Market Morsel: Rain, rain go away

Livestock | 28th February 2022 | By Matt Dalgleish

Market Morsel

After receiving an email this morning from an offshore subscriber checking on the impact of the floods currently hampering parts of Queensland and New South Wales (NSW) to the cattle herd in these regions we decided to publish a short summary of the herd estimates within the six main statistical areas that are presently subject to inundation. Heavy rainfall to the south eastern corner of Queensland and north eastern corner of NSW mostly impacting three regions, in each state, that are spanning the border between the two states.

In NSW major flooding has been noted in the northern half of the Mid-North Coast, Coffs Harbour – Grafton, and Richmond – Tweed regions. Similarly, in Queensland flooding has impacted Ipswich, Logan – Beaudesert and the Gold Coast regions. There have been reports that the flooding has caused difficulty in the beef processing sector with some plants in the regions reported as closed at the start of this week.
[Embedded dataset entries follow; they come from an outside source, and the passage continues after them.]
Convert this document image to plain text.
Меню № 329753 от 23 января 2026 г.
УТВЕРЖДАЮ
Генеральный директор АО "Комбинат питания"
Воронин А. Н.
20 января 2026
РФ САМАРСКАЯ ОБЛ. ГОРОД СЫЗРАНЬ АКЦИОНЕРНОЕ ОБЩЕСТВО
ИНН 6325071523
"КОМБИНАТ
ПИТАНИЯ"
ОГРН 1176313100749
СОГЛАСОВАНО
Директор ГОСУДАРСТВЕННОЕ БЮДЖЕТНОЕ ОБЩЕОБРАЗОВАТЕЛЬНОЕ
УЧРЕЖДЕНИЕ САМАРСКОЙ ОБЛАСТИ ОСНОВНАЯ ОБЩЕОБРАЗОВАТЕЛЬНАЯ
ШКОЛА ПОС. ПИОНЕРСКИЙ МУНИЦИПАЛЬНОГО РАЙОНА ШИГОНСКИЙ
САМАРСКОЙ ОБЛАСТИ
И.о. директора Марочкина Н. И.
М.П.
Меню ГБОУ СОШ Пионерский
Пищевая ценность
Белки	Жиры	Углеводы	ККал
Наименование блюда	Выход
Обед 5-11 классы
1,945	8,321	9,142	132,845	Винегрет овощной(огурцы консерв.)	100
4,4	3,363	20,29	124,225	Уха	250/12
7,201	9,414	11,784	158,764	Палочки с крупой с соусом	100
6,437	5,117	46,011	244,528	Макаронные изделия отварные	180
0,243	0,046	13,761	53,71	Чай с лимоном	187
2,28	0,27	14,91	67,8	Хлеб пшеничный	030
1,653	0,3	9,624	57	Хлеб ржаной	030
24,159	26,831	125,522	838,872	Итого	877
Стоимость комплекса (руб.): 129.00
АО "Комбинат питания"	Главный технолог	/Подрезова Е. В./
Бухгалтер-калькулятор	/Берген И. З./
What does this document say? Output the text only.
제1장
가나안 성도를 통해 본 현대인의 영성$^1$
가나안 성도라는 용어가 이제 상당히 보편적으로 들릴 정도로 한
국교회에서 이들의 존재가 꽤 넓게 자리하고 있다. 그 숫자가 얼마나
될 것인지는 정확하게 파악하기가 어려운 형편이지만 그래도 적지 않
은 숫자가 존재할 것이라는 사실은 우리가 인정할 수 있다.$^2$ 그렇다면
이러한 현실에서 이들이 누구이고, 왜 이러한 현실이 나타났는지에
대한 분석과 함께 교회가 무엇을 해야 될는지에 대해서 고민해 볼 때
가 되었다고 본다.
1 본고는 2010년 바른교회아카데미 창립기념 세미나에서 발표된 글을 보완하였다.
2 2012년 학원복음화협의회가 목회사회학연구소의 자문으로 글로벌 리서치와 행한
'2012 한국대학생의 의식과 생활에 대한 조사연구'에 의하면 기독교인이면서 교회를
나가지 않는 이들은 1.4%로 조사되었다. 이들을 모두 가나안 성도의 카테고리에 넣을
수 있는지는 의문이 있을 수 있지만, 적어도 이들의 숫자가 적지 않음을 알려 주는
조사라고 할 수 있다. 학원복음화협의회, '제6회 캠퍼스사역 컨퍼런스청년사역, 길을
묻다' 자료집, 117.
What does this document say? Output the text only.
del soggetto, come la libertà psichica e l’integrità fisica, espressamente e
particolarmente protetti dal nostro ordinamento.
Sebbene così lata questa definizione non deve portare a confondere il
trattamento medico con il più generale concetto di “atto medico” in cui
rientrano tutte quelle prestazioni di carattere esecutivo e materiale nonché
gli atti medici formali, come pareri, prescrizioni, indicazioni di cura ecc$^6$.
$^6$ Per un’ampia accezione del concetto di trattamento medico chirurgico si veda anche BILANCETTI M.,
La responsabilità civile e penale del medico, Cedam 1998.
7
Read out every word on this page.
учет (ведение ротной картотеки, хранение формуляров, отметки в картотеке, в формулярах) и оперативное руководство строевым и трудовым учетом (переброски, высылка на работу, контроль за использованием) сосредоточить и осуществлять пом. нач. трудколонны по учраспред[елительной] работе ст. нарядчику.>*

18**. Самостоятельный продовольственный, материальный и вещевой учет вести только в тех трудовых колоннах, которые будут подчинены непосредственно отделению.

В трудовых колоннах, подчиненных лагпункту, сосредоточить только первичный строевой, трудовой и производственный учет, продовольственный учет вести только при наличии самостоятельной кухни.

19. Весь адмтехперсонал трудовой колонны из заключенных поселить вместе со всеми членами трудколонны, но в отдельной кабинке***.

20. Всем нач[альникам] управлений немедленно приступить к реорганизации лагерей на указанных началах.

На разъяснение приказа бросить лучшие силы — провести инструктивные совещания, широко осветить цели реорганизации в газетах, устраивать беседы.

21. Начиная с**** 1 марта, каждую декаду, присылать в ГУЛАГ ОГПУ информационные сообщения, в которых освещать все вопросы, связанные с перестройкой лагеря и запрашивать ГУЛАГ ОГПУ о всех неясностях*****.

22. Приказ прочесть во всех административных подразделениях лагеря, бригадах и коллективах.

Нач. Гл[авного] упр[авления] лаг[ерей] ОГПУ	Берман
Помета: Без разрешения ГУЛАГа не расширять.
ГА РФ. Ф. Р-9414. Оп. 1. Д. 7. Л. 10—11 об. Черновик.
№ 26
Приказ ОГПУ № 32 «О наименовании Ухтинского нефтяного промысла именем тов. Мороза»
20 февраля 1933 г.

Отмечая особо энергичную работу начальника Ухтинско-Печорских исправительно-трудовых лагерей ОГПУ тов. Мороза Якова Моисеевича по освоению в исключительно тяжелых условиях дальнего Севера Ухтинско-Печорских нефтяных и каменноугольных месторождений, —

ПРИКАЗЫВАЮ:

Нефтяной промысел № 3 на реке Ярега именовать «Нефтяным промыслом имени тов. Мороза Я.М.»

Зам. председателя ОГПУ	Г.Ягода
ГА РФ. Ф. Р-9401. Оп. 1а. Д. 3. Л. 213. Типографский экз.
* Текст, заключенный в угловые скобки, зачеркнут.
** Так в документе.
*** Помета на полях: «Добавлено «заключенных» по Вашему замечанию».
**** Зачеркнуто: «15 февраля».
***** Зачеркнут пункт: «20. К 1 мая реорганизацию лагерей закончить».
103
However, there haven’t been any reports of significant cattle losses in these areas and not all of these regions are impacted by the flooding, so there may not be the level of stock losses seen during the far north Queensland flooding in 2019 where an estimated 600,000 head were lost. In terms of the combined herd estimate in these six regions there is approximately 475,000 head of cattle or around 2% of the national herd, according to the Australian Bureau of Statistics calculations.

The Richmond – Tweed region in NSW holds the most cattle at around 160,000 head, which represents about 4% of the cattle herd in NSW. Combined, the three flood impacted regions within NSW account for about 8% of the states herd. In Queensland, Ipswich and the Logan-Beaudesert regions hold the majority of flood effected cattle with the herd estimated at 80,000 and 68,000 head, respectively. Combined, the three flood impacted regions in Queensland account for about 1.5% of the states cattle herd.